Three layers of anti-cheat protected competitive integrity. First, answer timing analysis: legitimate human response times follow a distribution; answers arriving in <150ms or with machine-regular intervals triggered flagging. Second, answer pattern analysis: a player answering correctly on questions across wildly different difficulty levels at consistent speed was statistically improbable. Third, device fingerprinting to detect multiple accounts from the same device/network.
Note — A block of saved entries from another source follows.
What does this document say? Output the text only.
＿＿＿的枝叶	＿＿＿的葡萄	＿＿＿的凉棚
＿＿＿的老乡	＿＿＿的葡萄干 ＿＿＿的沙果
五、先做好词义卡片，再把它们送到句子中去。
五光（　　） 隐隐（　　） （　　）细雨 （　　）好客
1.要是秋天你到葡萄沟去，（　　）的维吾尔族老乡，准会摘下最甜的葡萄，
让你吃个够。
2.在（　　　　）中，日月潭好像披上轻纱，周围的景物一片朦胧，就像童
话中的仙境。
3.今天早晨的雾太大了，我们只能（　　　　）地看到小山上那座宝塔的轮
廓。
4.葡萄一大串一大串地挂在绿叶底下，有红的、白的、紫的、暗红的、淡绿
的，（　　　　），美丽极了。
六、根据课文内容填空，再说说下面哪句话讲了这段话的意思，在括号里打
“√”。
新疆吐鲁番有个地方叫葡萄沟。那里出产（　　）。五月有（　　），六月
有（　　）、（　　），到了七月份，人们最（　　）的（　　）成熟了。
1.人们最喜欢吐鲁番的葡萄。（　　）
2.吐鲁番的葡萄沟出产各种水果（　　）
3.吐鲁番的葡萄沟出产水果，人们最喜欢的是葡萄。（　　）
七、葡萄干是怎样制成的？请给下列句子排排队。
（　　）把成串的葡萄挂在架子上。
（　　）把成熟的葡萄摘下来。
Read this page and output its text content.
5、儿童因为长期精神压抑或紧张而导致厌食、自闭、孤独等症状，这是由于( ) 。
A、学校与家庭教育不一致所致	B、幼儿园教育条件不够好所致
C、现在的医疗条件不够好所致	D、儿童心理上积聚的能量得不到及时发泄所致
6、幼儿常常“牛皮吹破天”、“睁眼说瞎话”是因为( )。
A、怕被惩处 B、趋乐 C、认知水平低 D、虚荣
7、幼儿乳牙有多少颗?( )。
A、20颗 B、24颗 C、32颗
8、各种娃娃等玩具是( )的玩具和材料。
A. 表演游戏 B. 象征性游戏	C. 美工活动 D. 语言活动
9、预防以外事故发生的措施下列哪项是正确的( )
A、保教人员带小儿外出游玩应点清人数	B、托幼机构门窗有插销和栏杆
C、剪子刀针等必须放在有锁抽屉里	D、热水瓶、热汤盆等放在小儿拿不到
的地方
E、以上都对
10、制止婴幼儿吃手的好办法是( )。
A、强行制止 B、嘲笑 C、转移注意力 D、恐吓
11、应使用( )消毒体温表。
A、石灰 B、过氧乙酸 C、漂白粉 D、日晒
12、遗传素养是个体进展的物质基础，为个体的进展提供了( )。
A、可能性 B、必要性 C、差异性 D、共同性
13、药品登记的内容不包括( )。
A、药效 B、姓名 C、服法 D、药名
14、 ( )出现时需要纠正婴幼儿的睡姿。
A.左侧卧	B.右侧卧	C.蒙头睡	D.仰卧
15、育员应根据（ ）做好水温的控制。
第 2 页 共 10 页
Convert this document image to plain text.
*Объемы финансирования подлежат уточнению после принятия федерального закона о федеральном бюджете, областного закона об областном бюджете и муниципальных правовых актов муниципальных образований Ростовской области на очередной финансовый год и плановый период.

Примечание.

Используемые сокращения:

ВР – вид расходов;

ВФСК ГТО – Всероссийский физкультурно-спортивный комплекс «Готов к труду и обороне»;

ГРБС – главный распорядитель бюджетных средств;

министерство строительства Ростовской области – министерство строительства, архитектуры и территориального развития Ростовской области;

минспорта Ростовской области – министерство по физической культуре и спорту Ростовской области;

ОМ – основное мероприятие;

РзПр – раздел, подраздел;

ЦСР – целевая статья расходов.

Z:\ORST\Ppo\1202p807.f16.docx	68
  • Statistical timing analysis: responses <150ms or with coefficient of variation <0.05 flagged
  • Elo-adjusted accuracy tracking: suspicious accuracy relative to rating triggers review
  • Progressive penalty system: warning → temp ban → permanent ban
  • Shadow mode for confirmed cheaters: they play normally but can only match against other flagged accounts

Results

  • 10K+ simultaneous battles sustained during peak hours without performance degradation
  • Game engine latency: <50ms p99 from answer submission to score update
  • 75K+ daily active users with 38-minute average session length
  • Cheat detection: 2.1% of accounts flagged in first month, reduced to 0.4% after shadow mode deterrence
  • Zero timing-related fairness complaints from competitive tournament participants
  • AWS infrastructure cost: $0.0003 per battle (Redis efficiency vs. DB-per-event approach)

What I Learned

Game backends have a different performance contract than typical web APIs. A 200ms response on a CRUD endpoint is perfectly acceptable. A 200ms delay in a trivia game is a lost round and a frustrated user. This project pushed me to think about latency at a microsecond level — not because the infrastructure demanded it, but because the product's fairness contract demanded it. Redis Lua scripts, pre-loading, and server-authoritative timing aren't over-engineering for a trivia game; they're the minimum viable correctness.